SHobbs, I can't help your circumstance, but I deal with a similar situation regularly. I am a partner in a powersports dealership. Our main brand comes out of Minnesota. Very often we get invoiced for units along with VINs and load numbers. If I have pre-sold units on a load I will try to get an ETA. I am often told it is rolling, or will be rolling "any day now". Sometimes, weeks later I will find out it is still sitting at a staging area or cross-dock in the Twin Cities. Meanwhile, it is on my floorplan, and the customer is ready to slit my throat. In the end, the tail is wagging the dog, in that the traffic department is dictating to the sales department, all in the name of saving some shipping dollars, though I pay the same price per unit no matter what. It makes my blood boil on a regular basis.

You must be a "Ditch Pickle" dealer?
 
Just to Jump in here I was at PortJeff Ram yesterday they have two Diesel 1500's sitting on the lot. Guys the truck is real it's here!
 
At the risk of sounding stupid.......what is a ditch pickle? Ya get out of touch when you live on an island in the middle of the atlantic ocean.
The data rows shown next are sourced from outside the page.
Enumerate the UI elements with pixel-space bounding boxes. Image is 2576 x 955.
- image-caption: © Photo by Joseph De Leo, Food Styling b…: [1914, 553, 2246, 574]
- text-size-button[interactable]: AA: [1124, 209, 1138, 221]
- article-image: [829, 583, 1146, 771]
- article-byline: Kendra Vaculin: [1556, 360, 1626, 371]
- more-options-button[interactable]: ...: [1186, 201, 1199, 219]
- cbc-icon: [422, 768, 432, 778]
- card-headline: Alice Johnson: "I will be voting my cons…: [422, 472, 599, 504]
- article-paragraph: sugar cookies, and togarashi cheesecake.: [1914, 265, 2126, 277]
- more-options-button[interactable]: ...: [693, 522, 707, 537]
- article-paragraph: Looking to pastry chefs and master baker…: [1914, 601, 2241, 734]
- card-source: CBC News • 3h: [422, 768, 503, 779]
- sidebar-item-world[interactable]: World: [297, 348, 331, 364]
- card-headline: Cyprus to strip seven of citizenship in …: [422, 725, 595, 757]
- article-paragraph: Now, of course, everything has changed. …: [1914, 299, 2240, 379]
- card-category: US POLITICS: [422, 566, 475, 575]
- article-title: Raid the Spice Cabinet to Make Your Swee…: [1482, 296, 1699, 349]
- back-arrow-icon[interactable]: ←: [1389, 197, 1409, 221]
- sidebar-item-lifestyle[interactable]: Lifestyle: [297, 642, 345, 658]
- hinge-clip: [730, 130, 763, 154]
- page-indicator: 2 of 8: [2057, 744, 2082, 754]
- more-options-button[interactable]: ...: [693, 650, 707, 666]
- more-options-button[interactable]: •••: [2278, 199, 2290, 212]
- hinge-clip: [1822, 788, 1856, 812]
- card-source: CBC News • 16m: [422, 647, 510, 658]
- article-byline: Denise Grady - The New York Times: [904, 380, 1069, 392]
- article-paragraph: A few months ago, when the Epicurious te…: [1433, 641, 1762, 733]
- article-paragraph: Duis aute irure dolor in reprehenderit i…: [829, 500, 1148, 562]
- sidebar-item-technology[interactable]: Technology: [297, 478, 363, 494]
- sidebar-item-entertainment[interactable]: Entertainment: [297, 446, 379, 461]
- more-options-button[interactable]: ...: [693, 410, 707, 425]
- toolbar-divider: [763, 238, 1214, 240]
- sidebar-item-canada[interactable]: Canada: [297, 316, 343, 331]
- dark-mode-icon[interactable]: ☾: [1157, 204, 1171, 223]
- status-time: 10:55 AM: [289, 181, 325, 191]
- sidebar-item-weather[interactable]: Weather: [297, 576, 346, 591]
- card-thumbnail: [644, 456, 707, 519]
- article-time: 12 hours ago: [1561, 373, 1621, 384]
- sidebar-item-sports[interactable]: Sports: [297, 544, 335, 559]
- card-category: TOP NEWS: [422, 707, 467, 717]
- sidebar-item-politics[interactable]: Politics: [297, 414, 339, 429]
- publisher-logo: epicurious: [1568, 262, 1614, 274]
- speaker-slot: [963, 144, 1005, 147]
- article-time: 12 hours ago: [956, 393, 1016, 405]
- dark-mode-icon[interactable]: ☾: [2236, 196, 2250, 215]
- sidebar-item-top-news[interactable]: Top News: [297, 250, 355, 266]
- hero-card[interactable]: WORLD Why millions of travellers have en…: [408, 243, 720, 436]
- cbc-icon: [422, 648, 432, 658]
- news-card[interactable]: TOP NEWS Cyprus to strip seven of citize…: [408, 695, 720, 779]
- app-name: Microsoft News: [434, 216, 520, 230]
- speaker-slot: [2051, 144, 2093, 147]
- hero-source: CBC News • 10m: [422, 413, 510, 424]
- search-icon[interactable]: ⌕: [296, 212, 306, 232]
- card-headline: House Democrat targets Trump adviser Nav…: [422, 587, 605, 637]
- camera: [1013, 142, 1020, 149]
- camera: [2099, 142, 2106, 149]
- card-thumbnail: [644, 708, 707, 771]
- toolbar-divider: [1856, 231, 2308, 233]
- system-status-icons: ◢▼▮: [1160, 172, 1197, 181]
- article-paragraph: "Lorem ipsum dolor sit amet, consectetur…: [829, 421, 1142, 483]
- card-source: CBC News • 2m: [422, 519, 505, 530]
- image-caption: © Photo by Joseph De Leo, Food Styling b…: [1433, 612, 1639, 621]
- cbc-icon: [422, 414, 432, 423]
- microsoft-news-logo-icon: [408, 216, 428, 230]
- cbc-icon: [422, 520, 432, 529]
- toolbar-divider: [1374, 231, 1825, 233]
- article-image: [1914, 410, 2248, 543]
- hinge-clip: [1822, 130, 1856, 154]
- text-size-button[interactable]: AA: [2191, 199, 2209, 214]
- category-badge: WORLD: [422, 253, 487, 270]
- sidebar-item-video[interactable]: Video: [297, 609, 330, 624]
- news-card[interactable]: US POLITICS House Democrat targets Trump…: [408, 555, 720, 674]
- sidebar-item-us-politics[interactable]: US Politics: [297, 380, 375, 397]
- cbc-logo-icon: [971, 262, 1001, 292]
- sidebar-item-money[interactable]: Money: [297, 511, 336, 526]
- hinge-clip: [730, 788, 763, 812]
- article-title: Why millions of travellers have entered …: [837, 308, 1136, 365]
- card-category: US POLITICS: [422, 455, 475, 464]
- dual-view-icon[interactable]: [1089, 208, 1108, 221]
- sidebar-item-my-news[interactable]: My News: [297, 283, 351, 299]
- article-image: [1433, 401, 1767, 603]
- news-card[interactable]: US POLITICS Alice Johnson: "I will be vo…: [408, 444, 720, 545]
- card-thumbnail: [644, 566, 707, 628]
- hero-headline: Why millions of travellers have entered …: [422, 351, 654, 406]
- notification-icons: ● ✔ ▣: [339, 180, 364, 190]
Not stupid at all. Condensed: It starts with the term "ditch banging", meaning riding a snowmobile in let's say a bar-ditch along a road, generally at a high rate of speed and you tend to get tossed around by uneven terrain or debris beneath the snow, thus banging around. Now, take that premise and add in a signature corporate green snowmobile, and it is now a "Ditch Pickle".
 
Not stupid at all. Condensed: It starts with the term "ditch banging", meaning riding a snowmobile in let's say a bar-ditch along a road, generally at a high rate of speed and you tend to get tossed around by uneven terrain or debris beneath the snow, thus banging around. Now, take that premise and add in a signature corporate green snowmobile, and it is now a "Ditch Pickle".